The author of the bill, state Sen. Scott Wiener, has said California is in the midst of an unprecedented overdose crisis, which has been made worse by the coronavirus pandemic. Since 2011, drug overdose has been the leading cause of accidental death among adults in California. Wiener also noted a recent study in the Journal of the American Medical Association found overdose rates nationally doubled in May 2020, compared to 2019.

In a statement, Wiener wrote, “Today, California lost a huge opportunity to address one of our most deadly problems: The dramatic escalation in drug overdose deaths. By rejecting a proven and extensively studied strategy to save lives and get people into treatment, this veto sends a powerful negative message that California is not committed to harm reduction.”

Opponents of the bill, including law enforcement groups, applauded the governor’s decision.

“This is clearly a challenging issue affecting our entire state,” said President of the California State Sheriffs Association and Butte County Sheriff, Kory Honea. “We will continue our efforts to protect our communities but permitting ‘lawful’ drug use is not the answer,” added Honea

“I look forward to working with the Governor and my legislative colleagues to find solutions to tackle the root cause of this issue and get individuals suffering from opioid addiction the compassionate treatment they need,” said Senator Rosilicie Ochoa Bogh (R- Yucaipa).

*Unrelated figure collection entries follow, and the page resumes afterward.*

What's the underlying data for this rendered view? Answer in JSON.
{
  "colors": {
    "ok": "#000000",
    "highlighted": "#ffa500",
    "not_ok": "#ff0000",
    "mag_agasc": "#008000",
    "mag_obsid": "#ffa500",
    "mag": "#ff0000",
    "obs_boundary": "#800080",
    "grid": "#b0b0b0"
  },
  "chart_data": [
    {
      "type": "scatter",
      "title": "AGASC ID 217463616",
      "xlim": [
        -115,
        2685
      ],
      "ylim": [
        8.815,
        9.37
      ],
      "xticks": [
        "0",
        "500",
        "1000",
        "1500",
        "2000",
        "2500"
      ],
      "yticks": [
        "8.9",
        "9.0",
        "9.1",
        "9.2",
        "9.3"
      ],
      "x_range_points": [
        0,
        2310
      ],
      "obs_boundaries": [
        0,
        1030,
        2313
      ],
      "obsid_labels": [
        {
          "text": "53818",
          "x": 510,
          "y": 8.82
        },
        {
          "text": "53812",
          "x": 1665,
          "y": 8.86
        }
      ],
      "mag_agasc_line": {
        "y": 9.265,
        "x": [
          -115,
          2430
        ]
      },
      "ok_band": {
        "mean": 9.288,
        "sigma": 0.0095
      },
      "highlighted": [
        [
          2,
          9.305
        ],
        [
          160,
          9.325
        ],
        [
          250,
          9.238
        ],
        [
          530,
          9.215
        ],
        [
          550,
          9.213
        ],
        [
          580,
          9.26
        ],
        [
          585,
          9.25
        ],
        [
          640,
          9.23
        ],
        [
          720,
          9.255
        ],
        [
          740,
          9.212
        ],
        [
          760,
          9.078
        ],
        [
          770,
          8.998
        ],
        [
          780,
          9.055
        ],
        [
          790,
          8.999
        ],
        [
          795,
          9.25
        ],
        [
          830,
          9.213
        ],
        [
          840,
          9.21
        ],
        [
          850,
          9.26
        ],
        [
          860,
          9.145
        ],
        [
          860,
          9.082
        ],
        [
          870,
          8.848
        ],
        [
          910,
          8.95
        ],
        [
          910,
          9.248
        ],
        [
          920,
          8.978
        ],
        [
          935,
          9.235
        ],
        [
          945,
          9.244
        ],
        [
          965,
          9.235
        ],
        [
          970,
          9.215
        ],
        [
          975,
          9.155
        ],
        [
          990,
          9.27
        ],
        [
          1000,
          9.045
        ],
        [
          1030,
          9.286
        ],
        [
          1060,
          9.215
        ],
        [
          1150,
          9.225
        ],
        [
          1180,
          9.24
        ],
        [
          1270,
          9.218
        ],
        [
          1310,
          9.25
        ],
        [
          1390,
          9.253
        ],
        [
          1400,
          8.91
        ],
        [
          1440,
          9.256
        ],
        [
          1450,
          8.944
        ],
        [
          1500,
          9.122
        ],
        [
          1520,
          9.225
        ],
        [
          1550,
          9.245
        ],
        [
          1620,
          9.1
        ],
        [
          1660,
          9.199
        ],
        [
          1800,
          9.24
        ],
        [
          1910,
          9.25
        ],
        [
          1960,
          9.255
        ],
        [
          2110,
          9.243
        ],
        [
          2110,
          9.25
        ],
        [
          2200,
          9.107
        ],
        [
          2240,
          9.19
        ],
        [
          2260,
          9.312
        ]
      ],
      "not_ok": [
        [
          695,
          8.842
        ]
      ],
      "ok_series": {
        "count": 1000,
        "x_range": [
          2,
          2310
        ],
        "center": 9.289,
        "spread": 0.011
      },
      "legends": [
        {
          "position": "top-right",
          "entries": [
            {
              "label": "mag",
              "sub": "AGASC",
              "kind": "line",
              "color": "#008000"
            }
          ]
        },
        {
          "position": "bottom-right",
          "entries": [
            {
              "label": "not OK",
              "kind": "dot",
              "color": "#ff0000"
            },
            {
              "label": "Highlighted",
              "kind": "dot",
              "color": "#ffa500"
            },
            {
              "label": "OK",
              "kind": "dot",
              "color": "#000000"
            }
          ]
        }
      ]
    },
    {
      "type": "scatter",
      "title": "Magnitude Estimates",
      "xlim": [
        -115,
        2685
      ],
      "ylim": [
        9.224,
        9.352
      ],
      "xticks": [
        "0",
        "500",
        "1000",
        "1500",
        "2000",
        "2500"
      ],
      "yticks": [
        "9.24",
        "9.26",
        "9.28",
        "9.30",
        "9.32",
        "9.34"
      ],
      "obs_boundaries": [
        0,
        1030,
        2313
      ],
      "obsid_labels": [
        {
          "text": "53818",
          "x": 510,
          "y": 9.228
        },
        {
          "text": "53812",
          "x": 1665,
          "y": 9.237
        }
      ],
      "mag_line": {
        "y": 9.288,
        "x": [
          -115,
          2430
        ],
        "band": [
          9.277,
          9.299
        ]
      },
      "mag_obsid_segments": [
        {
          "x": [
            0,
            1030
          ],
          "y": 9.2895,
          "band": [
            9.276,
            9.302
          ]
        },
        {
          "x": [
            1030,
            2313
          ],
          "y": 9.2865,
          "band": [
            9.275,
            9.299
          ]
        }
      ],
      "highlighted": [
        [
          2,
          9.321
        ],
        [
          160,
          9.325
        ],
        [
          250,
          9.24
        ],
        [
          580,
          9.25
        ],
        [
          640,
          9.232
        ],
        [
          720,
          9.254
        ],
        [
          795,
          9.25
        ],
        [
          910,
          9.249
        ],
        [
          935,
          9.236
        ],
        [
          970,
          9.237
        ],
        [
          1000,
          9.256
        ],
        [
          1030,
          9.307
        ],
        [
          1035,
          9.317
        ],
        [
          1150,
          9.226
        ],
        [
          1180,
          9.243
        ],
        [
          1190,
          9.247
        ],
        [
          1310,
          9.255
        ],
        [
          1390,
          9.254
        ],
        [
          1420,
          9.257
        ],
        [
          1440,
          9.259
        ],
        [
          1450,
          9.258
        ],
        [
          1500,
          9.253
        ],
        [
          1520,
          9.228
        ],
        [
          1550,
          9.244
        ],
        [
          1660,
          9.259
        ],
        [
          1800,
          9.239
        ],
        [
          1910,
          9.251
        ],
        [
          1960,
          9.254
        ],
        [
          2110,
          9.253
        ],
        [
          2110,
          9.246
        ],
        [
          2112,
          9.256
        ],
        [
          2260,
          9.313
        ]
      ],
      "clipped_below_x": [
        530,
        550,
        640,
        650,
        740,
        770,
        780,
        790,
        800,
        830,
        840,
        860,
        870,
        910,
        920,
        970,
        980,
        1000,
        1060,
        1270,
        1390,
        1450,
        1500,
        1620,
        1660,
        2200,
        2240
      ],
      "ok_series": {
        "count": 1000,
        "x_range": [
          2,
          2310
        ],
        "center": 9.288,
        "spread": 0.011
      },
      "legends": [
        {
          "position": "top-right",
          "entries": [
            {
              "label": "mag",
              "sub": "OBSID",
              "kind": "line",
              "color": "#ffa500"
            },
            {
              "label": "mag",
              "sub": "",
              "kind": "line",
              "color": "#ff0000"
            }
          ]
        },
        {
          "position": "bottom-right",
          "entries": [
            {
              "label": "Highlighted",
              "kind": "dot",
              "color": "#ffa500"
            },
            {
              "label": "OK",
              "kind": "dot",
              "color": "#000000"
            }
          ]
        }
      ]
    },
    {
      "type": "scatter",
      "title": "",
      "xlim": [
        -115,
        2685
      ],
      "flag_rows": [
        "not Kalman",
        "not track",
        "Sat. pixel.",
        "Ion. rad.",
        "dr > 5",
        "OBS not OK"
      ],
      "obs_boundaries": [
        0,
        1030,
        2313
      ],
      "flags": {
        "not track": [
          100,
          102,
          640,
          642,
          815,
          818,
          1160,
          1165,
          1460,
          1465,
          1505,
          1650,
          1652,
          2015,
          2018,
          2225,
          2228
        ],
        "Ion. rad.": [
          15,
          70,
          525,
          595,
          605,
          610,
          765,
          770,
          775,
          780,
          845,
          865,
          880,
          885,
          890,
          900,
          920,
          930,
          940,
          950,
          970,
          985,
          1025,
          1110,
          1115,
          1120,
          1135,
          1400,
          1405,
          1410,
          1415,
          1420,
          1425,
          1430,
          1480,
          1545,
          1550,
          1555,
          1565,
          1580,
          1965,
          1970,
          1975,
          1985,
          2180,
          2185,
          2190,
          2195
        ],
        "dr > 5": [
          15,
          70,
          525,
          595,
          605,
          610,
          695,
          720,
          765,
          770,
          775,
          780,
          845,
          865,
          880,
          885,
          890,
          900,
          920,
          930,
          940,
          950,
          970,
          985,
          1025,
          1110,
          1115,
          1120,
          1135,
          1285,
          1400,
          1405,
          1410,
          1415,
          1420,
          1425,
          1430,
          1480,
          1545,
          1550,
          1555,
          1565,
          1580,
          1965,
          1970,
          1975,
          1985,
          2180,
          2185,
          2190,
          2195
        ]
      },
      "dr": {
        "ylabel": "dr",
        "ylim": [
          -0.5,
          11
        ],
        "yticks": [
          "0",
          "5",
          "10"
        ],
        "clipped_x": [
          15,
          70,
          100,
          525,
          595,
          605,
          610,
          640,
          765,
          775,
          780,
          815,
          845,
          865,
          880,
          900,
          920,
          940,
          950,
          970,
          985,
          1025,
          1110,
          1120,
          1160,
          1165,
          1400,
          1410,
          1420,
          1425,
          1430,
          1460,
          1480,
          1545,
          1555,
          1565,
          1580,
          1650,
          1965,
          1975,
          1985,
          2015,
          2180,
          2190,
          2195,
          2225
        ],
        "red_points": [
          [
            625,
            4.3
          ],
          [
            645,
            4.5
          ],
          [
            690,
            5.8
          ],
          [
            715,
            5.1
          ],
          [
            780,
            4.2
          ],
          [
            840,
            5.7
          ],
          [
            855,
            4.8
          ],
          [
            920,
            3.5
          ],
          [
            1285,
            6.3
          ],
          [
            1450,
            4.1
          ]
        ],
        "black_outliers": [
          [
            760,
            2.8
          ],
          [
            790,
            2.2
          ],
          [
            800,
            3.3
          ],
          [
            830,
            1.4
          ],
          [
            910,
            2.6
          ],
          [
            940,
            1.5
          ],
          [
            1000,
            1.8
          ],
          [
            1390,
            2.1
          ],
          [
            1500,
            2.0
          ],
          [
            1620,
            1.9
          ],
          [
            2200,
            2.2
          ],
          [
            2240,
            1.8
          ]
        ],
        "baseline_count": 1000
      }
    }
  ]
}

The sites would have been required to provide a hygienic space supervised by trained staff, sterile consumption supplies, used equipment collection, and secure hypodermic needle and syringe disposal services. Staff would have been required to monitor participants for potential overdose and provide treatment as necessary to prevent fatal overdose, plus access or referrals to substance use disorder, and mental health treatment services.

There are 165 overdose prevention programs in 10 different countries. New York was the first to authorize the sites in the United States in 2021. Wiener’s office noted Rhode Island, Massachusetts and Philadelphia are moving forward with plans to establish the sites.